The last structures erected after our engineer's designs were at Edinburgh and Glasgow: his Dean Bridge at the former place, and his Jamaica Street Bridge at the latter, being regarded as among his most successful works. Since his employment as a journeyman mason at the building of the houses in Princes Street, Edinburgh, the New Town had spread in all directions. At each visit to it on his way to or from the Caledonian Canal or the northern harbours, he had been no less surprised than delighted at the architectural improvements which he found going forward. A new quarter had risen up during his lifetime, and had extended northward and westward in long lines of magnificent buildings of freestone, until in 1829 its further progress was checked by the deep ravine running along the back of the New Town, in the bottom of which runs the little Water of Leith.

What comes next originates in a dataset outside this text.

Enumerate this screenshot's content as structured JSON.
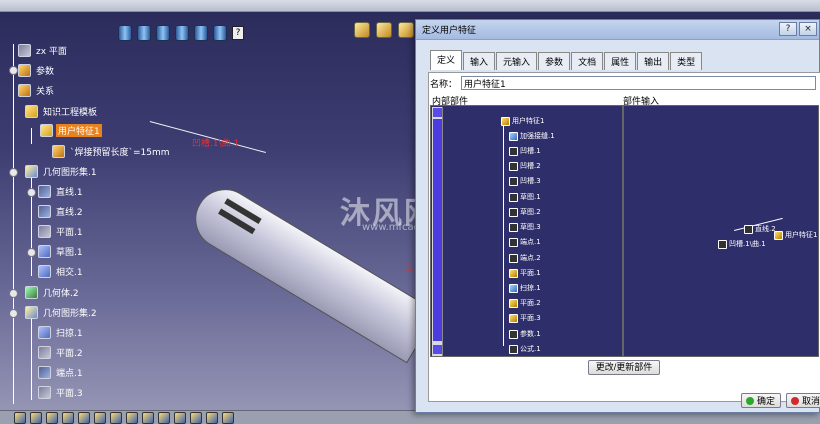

It was determined to throw a stone bridge across this stream, and Telford was called upon to supply the design. The point of crossing the valley was immediately behind Moray Place, which stands almost upon its verge, the sides being bold, rocky, and finely wooded. The situation was well adapted for a picturesque structure, such as Telford was well able to supply. The depth of the ravine to be spanned involved great height in the piers, the roadway being 106 feet above the level of the stream. The bridge was of four arches of 90 feet span each, and its total length 447 feet; the breadth between the parapets for the purposes of the roadway and footpaths being 39 feet.*[2] It was completed and opened in December, 1831.
But the most important, as it was the last, of Mr. Telford's stone bridges was that erected across the Clyde at the Broomielaw, Glasgow. Little more than fifty years since, the banks of the river at that place were literally covered with broom—and hence its name—while the stream was scarcely deep enough to float a herring-buss. Now, the Broomielaw is a quay frequented by ships of the largest burden, and bustling with trade and commerce. Skill and enterprise have deepened the Clyde, dredged away its shoals, built quays and wharves along its banks, and rendered it one of the busiest streams in the world,
It has become a great river thoroughfare, worked by steam. On its waters the first steamboat ever constructed for purposes of traffic in Europe was launched by Henry Bell in 1812; and the Clyde boats to this day enjoy the highest prestige.